Помѣстился я въ гостинницѣ «Grand-Hôtel». Оставилъ въ номерѣ свои вещи, взялъ провожатаго и тотчасъ-же побѣжалъ съ нимъ осматривать Парижъ.
Трудно описать то чувство, которое я испытывалъ здѣсь, послѣ цѣлаго года, проведеннаго въ текинскихъ пескахъ, въ первые дни, гуляя по великолѣпнымъ улицамъ и бульварамъ этого удивительнаго города.
Вѣдь впослѣдствіи живалъ-же я подолгу въ другихъ большихъ городахъ, напримѣръ: Берлинѣ, Вѣнѣ, Брюсселѣ, но ничего и близко похожаго на Парижъ я тамъ не нашелъ.

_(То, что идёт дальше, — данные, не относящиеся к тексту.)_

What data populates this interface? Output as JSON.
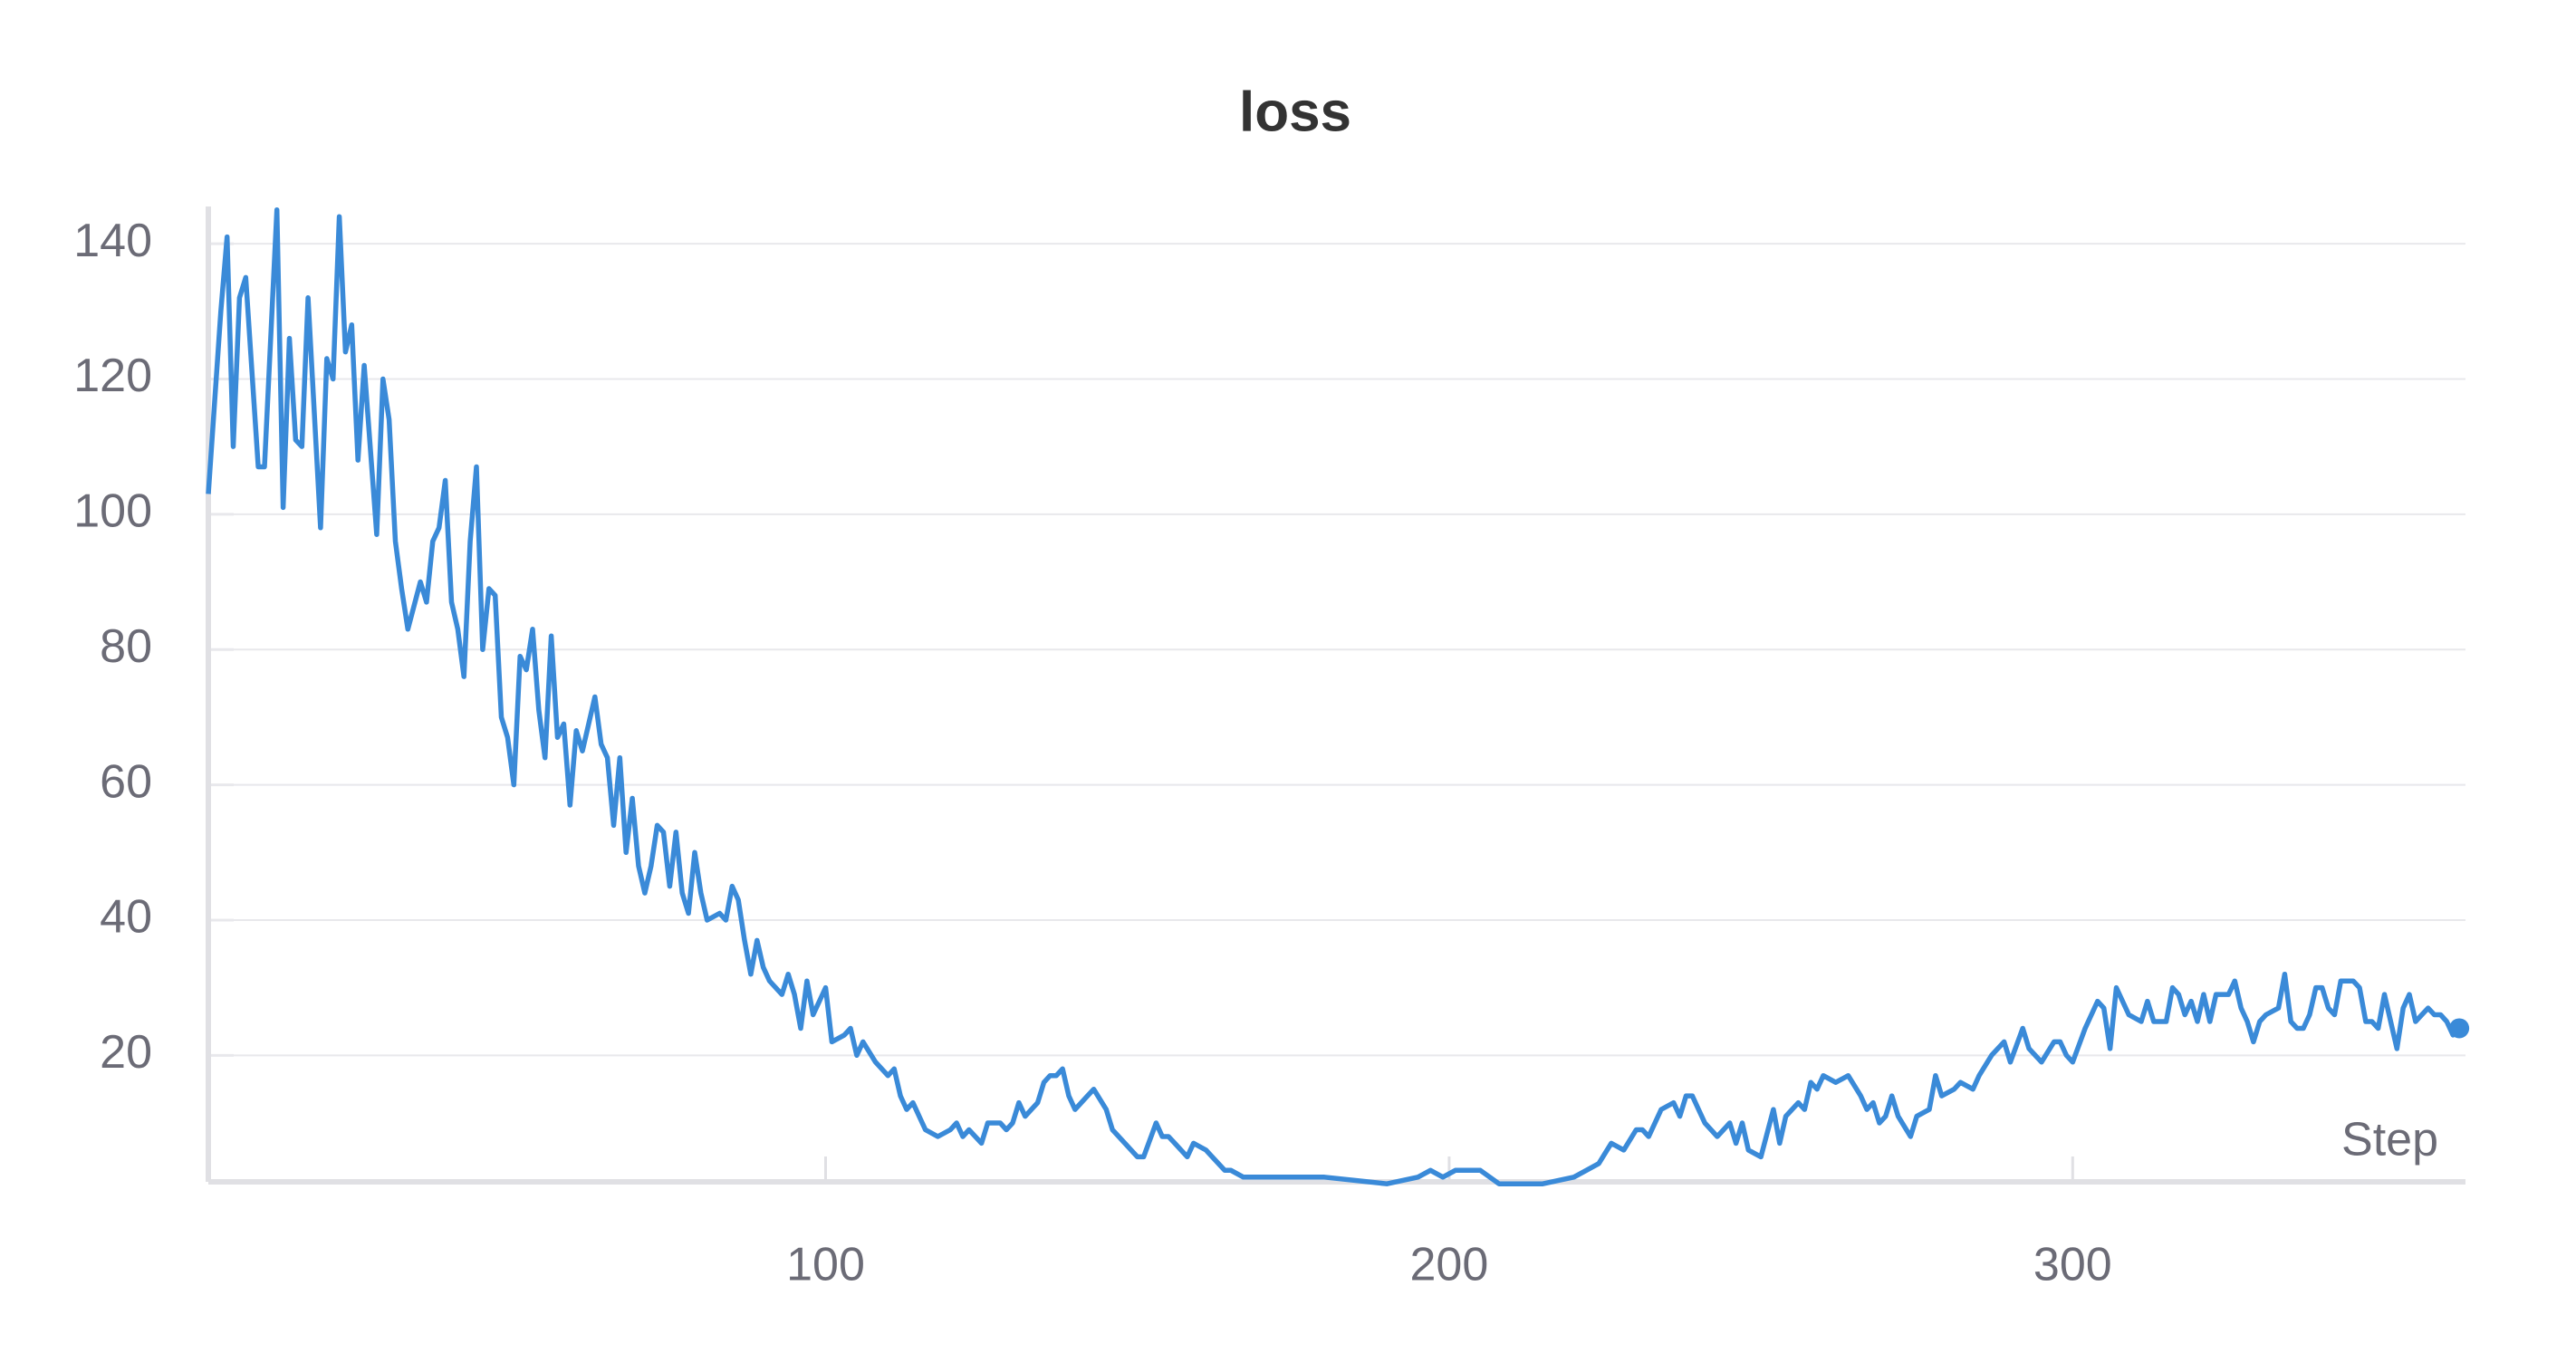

Хорошо помню, что когда усядешься, бывало, поудобнѣе на скамеечкѣ гдѣ-нибудь въ Champs Elysées, или въ саду Тюльери, или гдѣ въ другомъ подобномъ прелестномъ мѣстечкѣ, откуда одновременно можно спокойно наблюдать и дѣтскія игры, и хорошенькія личики боннъ и гувернантокъ, и роскошныхъ барынь-красавицъ, разодѣтыхъ въ роскошные костюмы отъ Ворта, и въ удивительныхъ шляпкахъ отъ Феликса, и въ дорогихъ экипажахъ, запряженныхъ тысячными лошадьми, — то я чувствовалъ себя такъ хорошо, какъ нигдѣ.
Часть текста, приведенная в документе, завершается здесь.